Maeve soltó una carcajada. Fue un sonido seco, carente de humor.
—¿Yo? Ni hablar. No soy niñera de niñas ricas que juegan a ser pobres por una semana para escribir sobre ello en su solicitud para la universidad.
—No es un juego, Wiley —dijo Sloane. Fue la primera vez que habló. Su voz era firme, pero le faltaba la arrogancia habitual. Sonaba... frágil. Como cristal a punto de estallar—. Necesito el trabajo. Barry me ha contratado. Si tienes algún problema con la gestión de recursos humanos, preséntalo por escrito.
Maeve entornó los ojos, cruzándose de brazos. Se apoyó contra el mostrador, invadiendo deliberadamente el espacio personal de la chica nueva.
—¿Sabes limpiar un baño que ha sido usado por cincuenta niños después de comer azúcar durante dos horas? ¿Sabes cambiar un barril de refresco que pesa más que tú? ¿Sabes sonreírle a un tipo que te está gritando porque las palomitas están frías mientras te imaginas clavándole un bolígrafo en el ojo?
Sloane sostuvo su mirada. Sus ojos azules eran fríos, calculadores.
—Aprendo rápido.
—Ya veremos —Maeve se agachó y sacó una caja de cartón de debajo del mostrador. La lanzó sobre la superficie de metal con un golpe sordo—. Talla M. El poliéster pica y el color te hará parecer enferma de ictericia. Bienvenida al infierno, Sterling. El vestuario está al fondo a la derecha. Tienes tres minutos antes de que empiece tu turno.
Sloane miró la caja como si contuviera ántrax. Levantó la vista hacia Maeve, buscando algún rastro de compasión, alguna señal de tregua escolar. No encontró nada más que el delineador negro corrido de Maeve y una ceja levantada en desafío.
—¿A qué esperas? —insistió Maeve—. El tiempo es dinero. Y por lo que he oído en las noticias sobre tu padre y sus cuentas en las Islas Caimán, te hace mucha falta.
Fue un golpe bajo. Cruel. Innecesario.
Sloane se puso rígida. El dolor cruzó su rostro tan rápido que casi fue invisible, reemplazado instantáneamente por una máscara de odio gélido. Agarró la caja con sus manos perfectamente cuidadas.

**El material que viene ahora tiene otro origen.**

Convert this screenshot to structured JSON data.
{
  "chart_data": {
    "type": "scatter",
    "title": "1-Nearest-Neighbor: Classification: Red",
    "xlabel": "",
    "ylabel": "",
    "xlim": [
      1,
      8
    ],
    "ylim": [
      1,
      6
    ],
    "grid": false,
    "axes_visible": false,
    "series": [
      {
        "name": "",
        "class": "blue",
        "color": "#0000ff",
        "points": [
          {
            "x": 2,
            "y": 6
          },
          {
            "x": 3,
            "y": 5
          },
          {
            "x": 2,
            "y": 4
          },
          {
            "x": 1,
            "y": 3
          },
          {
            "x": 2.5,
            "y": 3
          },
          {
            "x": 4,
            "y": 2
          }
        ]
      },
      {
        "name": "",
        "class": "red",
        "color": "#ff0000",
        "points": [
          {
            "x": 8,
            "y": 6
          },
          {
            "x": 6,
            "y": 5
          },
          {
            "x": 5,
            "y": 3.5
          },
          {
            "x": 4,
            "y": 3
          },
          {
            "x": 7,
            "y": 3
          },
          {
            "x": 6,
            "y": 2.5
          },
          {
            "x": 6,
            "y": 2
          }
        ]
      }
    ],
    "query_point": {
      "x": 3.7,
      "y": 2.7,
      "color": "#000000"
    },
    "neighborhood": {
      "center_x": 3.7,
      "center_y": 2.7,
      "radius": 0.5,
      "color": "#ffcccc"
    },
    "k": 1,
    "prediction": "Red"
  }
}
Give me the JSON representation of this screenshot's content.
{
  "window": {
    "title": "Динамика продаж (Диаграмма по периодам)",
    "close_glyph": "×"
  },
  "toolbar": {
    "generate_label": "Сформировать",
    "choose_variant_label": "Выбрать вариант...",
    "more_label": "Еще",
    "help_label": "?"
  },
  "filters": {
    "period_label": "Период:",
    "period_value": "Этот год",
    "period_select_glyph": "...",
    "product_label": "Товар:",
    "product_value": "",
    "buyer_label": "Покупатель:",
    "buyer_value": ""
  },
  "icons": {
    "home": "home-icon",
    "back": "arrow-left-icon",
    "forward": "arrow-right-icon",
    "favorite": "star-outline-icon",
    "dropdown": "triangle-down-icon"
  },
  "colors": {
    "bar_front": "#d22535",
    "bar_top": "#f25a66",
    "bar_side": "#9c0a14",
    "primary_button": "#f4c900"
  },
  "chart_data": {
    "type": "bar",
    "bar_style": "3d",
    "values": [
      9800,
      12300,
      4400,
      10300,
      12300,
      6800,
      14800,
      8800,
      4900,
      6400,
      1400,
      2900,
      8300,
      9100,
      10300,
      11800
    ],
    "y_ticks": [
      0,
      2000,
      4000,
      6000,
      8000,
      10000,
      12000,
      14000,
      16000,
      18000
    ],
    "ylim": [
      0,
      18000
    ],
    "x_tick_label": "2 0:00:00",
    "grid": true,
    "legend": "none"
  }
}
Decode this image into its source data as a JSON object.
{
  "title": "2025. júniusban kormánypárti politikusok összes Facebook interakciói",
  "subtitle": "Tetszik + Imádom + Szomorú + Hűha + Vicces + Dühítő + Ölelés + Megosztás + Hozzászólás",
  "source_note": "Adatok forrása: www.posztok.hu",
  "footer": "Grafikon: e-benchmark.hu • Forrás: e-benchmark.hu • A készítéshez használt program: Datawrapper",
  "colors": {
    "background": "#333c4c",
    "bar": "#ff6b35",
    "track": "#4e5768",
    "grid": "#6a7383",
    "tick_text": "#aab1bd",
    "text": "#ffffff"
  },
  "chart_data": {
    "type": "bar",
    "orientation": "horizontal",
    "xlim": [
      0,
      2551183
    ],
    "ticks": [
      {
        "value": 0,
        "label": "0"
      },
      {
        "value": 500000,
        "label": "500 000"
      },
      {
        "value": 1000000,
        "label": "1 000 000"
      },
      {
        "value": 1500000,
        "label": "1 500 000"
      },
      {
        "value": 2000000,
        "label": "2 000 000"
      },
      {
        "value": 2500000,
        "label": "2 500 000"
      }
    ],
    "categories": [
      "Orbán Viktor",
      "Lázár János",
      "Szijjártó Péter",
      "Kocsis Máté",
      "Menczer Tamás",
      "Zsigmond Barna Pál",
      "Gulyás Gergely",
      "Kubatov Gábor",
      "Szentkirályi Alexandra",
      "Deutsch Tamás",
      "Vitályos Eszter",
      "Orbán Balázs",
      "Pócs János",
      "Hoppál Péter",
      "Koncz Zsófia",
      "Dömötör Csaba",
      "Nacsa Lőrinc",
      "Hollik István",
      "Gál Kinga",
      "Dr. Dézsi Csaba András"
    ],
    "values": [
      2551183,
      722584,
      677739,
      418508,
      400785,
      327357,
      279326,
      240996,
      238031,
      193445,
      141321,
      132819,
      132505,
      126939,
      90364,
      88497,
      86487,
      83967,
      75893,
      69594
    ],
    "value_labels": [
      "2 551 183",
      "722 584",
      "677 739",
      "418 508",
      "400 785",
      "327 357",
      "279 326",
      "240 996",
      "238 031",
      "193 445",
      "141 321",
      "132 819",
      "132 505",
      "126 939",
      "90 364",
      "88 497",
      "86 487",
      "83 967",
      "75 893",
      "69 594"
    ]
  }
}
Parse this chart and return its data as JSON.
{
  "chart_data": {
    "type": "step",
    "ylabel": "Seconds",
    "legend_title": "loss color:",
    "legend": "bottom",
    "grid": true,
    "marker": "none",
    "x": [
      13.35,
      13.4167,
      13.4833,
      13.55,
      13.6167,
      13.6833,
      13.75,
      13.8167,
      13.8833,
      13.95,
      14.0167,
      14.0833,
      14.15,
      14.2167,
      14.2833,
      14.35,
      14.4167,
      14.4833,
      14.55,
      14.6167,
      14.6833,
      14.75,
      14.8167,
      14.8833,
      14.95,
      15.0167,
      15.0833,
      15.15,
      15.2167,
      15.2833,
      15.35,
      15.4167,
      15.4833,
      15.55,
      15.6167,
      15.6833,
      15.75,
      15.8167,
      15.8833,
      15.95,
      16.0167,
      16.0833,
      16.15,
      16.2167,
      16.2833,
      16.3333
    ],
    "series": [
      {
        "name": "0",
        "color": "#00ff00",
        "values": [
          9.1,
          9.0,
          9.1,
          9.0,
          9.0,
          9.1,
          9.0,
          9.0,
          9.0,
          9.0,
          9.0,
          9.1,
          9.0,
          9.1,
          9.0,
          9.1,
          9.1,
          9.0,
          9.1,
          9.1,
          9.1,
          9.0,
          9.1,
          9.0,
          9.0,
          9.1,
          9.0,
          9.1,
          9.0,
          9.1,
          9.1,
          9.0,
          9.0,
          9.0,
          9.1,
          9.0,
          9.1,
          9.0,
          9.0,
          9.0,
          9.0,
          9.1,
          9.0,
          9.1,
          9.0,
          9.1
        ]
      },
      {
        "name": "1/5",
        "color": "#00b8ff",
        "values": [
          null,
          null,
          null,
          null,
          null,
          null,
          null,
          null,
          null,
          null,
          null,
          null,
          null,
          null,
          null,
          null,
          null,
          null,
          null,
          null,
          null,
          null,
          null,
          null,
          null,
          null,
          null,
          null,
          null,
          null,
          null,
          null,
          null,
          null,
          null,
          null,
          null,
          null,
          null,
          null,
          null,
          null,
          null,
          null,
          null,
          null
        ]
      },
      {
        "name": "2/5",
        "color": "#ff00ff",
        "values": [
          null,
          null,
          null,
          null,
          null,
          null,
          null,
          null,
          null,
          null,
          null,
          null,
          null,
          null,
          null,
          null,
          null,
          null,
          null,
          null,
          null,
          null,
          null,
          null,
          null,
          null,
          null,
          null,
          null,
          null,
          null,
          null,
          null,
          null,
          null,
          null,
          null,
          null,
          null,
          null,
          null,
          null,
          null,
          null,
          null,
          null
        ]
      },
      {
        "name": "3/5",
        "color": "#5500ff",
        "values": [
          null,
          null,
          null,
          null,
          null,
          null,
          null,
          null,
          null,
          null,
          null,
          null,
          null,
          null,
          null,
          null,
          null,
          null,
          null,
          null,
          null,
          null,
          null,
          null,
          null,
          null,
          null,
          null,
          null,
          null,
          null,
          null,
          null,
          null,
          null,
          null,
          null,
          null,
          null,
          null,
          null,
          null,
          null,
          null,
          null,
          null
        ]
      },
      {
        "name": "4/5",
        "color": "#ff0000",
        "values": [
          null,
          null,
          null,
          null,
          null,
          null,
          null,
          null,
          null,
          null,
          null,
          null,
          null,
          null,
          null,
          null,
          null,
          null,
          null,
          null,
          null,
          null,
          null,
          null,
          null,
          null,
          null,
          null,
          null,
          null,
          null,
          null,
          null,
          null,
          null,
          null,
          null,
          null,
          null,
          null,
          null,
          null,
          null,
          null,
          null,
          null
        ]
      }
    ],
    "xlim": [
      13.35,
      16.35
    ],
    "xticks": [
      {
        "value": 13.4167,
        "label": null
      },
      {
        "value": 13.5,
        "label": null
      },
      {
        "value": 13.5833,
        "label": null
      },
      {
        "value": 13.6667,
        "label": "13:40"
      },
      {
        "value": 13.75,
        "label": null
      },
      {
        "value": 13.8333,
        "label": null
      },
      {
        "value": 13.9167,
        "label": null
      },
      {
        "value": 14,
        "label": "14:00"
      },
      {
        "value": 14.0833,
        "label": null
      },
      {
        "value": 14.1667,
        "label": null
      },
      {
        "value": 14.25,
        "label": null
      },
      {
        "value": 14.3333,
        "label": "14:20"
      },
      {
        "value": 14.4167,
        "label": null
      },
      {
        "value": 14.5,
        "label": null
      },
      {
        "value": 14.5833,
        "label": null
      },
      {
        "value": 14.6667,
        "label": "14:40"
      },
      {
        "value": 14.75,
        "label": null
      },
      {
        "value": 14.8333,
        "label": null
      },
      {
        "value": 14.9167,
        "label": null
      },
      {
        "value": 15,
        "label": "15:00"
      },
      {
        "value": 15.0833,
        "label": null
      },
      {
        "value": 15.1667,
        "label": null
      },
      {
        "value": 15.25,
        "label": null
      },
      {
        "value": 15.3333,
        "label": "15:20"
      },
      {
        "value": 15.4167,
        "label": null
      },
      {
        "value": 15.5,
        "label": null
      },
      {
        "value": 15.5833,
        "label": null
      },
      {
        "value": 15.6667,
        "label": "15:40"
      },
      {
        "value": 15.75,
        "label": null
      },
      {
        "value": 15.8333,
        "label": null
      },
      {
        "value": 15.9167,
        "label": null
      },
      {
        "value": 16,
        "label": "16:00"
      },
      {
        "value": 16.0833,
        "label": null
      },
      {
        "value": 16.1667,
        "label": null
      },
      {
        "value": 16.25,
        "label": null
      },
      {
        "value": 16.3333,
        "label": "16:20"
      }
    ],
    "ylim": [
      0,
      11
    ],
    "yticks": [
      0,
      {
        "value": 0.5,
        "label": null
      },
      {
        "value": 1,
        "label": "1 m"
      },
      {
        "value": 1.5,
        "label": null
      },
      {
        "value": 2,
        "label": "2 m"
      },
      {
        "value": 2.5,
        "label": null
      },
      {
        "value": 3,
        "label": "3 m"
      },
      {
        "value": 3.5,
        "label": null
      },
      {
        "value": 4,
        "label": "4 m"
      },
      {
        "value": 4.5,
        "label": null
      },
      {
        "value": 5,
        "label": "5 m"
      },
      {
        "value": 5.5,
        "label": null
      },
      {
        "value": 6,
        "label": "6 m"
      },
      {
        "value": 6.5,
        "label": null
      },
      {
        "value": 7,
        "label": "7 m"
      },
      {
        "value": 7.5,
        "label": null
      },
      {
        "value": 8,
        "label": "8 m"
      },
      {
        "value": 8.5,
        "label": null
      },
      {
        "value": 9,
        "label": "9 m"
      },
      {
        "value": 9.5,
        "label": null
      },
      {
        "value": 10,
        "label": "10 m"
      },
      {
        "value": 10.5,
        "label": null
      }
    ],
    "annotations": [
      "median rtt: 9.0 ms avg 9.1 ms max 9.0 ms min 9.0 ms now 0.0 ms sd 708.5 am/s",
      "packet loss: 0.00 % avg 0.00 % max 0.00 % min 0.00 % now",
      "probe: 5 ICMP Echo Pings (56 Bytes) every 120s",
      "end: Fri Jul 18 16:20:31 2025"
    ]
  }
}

—Vete a la mierda, Wiley —susurró Sloane, con una elegancia que hacía que el insulto sonara casi aristocrático.
—Esa es la actitud —respondió Maeve con una sonrisa falsa y afilada—. Ahora ve a ponerte el uniforme. Tienes que fregar el vómito de la fila 4.
Sloane se giró sobre sus talones y marchó hacia el pasillo oscuro, el sonido de sus tacones caros resonando contra el suelo pegajoso, marcando el inicio de una guerra que ninguna de las dos estaba preparada para pelear.
Maeve se quedó sola en el vestíbulo, escuchando el zumbido de la máquina. Sintió una punzada extraña en el estómago. No era culpa, se dijo a sí misma. Era hambre. Definitivamente era hambre.